A titre personnel, j’aime beaucoup le vinyle ainsi que le CD. J’ai plus de mal avec les supports dématérialisés car beaucoup de plateformes utilisent des systèmes de compression qui ne sont pas géniaux et qui déforment le travail que l’ingénieur du son et le musicien ont réalisé en amont. Et, surtout cela rend la musique trop disponible. La musique se doit de rester assez rare. Je ne pense pas qu’elle doive couler à flot comme un robinet avec un abonnement mensuel ou annuel. Cela n'est très bon pour la musique. Du coup, j’ai toujours mon label, ma petite maison de disques, qui m’offre l’autonomie de choisir ce que je veux faire. Pour l’album j’ai décidé de le sortir en CD et aussi en digital pour les personnes qui le veulent dans ce format mais pour mon propre usage ce n’est pas ce que je préfère. Pour le vinyle, je me suis dit quitte à faire un vinyle autant que ce soit autre chose. Donc, il y a un 45 tours collector extrêmement rare, carrément fabriqué à la main et tiré à 50 copies qui est sur le label de mon frère et je vais sortir un 33 tours avec des morceaux différents de Rhapsody for the Dead Butterflies. Deux titres issus de cette session puis trois inédits.

Quel est ton dernier coup de cœur ? Quel album nous conseillerais-tu ?
L’album Vu du dôme de èlg. C’est un français qui habite à Bruxelles. Il compose des chansons un peu expérimentales avec beaucoup de son électronique et bizarre. L’album est sorti sur le label gravats. J’aime beaucoup ce disque.
Quel est le premier disque que tu as acheté avec tes propres deniers ?
Je ne vais pas dire de bêtises. Je ne suis pas sûr du titre mais c’est un vinyle d’Imagination où ils sont déguisés avec des tenues de Romains. Il y a le single « Just an illusion » (nda : In the Heat of the Night). Je devais avoir onze ans.
Quel album ou quel artiste t’a donné envie de devenir musicien ?
Robert Smith
L’influence de Seventeen Seconds (nda : d’après le dossier de presse)
Il parait (rires) si, si, il y a un ou deux titres où on retrouve cette influence. C’est surtout sur « Another Sleepless Night » un morceau en forme d’hommage où l’on retrouve une structure purement curienne. Au-delà de ça ce sont des sons réverbérés.
Quel disque as-tu acheté pour sa pochette ?
Je pense que c’est Sister de Sonic Youth que j’ai acheté en cassette chez Rough Trade à Londres.



Quelle chanson possède le pouvoir de te mettre de bonne humeur ?
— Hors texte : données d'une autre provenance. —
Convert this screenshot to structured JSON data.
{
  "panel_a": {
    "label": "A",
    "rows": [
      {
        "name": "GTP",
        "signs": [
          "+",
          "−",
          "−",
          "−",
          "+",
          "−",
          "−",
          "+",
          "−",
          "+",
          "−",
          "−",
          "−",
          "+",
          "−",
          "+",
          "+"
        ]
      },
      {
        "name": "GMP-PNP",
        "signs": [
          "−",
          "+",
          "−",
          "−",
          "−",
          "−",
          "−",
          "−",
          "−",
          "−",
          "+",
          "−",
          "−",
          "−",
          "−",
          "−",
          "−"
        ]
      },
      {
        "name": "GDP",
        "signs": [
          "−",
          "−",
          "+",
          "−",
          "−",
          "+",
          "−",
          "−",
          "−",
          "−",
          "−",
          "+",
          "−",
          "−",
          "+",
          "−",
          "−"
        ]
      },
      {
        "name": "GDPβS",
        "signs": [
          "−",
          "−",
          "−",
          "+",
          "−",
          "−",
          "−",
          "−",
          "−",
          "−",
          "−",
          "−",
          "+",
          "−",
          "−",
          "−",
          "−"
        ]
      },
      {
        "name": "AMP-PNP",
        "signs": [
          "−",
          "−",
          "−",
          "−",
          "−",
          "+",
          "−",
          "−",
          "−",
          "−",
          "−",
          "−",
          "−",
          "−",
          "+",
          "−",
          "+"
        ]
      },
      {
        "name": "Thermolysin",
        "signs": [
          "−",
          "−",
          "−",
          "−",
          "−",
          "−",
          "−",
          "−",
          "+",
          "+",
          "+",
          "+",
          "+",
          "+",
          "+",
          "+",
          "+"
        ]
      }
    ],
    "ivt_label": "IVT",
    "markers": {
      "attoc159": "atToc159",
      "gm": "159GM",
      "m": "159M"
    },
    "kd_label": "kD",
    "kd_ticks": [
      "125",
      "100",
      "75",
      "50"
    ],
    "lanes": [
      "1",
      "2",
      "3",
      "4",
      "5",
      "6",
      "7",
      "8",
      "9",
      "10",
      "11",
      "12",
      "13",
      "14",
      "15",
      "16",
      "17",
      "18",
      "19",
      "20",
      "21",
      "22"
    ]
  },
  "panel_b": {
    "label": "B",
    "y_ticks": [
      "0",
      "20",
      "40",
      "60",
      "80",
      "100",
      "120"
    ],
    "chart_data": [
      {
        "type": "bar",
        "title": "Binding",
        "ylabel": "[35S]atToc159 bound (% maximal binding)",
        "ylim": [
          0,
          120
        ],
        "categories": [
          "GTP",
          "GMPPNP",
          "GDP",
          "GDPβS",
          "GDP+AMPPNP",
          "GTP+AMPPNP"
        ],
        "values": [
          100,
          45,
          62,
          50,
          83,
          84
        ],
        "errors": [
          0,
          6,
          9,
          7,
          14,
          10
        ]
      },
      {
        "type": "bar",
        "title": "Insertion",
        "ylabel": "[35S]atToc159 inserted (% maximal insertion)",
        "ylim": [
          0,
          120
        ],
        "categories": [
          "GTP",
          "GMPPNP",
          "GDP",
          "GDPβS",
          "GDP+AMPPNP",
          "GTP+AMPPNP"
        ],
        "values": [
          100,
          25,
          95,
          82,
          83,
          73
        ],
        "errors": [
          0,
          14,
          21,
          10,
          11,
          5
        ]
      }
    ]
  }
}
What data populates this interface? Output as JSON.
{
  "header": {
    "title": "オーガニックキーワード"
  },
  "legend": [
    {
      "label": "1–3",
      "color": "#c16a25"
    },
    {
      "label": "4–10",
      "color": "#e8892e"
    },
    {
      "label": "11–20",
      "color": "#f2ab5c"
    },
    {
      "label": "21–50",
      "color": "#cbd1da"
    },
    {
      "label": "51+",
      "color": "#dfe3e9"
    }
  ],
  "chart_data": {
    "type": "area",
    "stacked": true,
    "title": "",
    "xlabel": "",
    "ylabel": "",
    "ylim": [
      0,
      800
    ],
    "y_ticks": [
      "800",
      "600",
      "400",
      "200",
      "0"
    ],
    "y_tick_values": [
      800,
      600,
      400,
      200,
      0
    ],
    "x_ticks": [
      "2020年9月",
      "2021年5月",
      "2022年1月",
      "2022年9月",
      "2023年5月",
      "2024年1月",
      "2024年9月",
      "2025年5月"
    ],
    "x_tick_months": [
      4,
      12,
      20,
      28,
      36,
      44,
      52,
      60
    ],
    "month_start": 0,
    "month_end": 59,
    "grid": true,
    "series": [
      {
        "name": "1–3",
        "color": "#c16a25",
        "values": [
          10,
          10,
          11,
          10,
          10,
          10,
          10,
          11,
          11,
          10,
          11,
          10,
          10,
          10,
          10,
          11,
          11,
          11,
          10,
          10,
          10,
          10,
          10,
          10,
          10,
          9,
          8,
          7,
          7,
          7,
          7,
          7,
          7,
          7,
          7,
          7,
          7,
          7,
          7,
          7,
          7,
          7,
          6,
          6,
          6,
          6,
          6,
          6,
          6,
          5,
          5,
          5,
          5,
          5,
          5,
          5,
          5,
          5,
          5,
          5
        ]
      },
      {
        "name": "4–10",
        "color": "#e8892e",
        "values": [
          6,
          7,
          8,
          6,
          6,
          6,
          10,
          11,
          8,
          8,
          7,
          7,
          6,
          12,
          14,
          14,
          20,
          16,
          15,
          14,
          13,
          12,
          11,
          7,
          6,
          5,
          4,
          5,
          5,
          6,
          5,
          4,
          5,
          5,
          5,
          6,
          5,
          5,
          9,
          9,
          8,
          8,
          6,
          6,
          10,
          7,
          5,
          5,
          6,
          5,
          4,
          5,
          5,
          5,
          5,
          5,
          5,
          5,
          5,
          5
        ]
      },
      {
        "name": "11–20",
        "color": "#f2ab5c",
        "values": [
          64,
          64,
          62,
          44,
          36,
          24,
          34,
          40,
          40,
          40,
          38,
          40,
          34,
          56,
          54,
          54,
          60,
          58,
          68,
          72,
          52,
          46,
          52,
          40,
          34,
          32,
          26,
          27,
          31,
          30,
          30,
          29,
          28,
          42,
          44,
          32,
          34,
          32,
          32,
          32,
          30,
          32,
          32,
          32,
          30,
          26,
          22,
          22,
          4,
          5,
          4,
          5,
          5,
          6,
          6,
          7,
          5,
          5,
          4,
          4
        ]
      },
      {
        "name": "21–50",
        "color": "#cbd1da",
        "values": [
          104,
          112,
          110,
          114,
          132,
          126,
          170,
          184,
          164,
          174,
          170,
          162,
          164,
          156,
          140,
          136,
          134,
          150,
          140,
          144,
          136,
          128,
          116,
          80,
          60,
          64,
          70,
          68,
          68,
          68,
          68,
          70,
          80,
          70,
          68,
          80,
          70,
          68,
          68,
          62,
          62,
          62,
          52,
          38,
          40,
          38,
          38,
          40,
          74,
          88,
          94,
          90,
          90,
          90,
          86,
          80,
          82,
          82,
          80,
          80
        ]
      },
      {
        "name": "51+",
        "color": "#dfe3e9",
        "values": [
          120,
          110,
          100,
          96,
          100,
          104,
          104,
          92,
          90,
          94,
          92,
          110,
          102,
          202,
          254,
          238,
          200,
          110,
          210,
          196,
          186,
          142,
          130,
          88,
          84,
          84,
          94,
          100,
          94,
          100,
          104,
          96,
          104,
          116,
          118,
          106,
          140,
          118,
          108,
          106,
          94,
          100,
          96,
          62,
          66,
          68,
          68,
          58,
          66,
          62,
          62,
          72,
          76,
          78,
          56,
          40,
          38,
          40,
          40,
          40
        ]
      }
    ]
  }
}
Music and Light de Imagination
Tu danses ?
J’aime bien
Alors, quel morceau te donne envie de te déhancher ?
Kiss de Prince
Si Don Niño …
Alors je te reprends tout de suite. Je n’ai plus le droit de m’appeler Don Niño car il y a mec qui cartonne au Maroc avec ce nom-là. Donc je suis revenu à Nino qui était mon nom de départ. Ce n’est plus Don Niño mais Don Nino j’ai perdu mon tilde.
Donc si Don Nino était un accord quel serait-il ?
Cette question … c’est une super question ! Si j’étais un accord ? (silence) C’est chaud (silence). Aller, Mi majeur 6. Il est dans deux des chansons du nouvel album. C’est un accord assez étonnant, tu ne sais pas s’il est joyeux ou triste. Il n’est pas dissonant mais très harmonieux. D’ailleurs cet accord est dans Purple Rain.
Si Don Nino était le nom d’un cocktail quelle en serait sa recette ?
Du jus de betterave avec du whisky, soupoudré de cacahouètes en poudre et accompagné de petits bâtonnets de gingembre.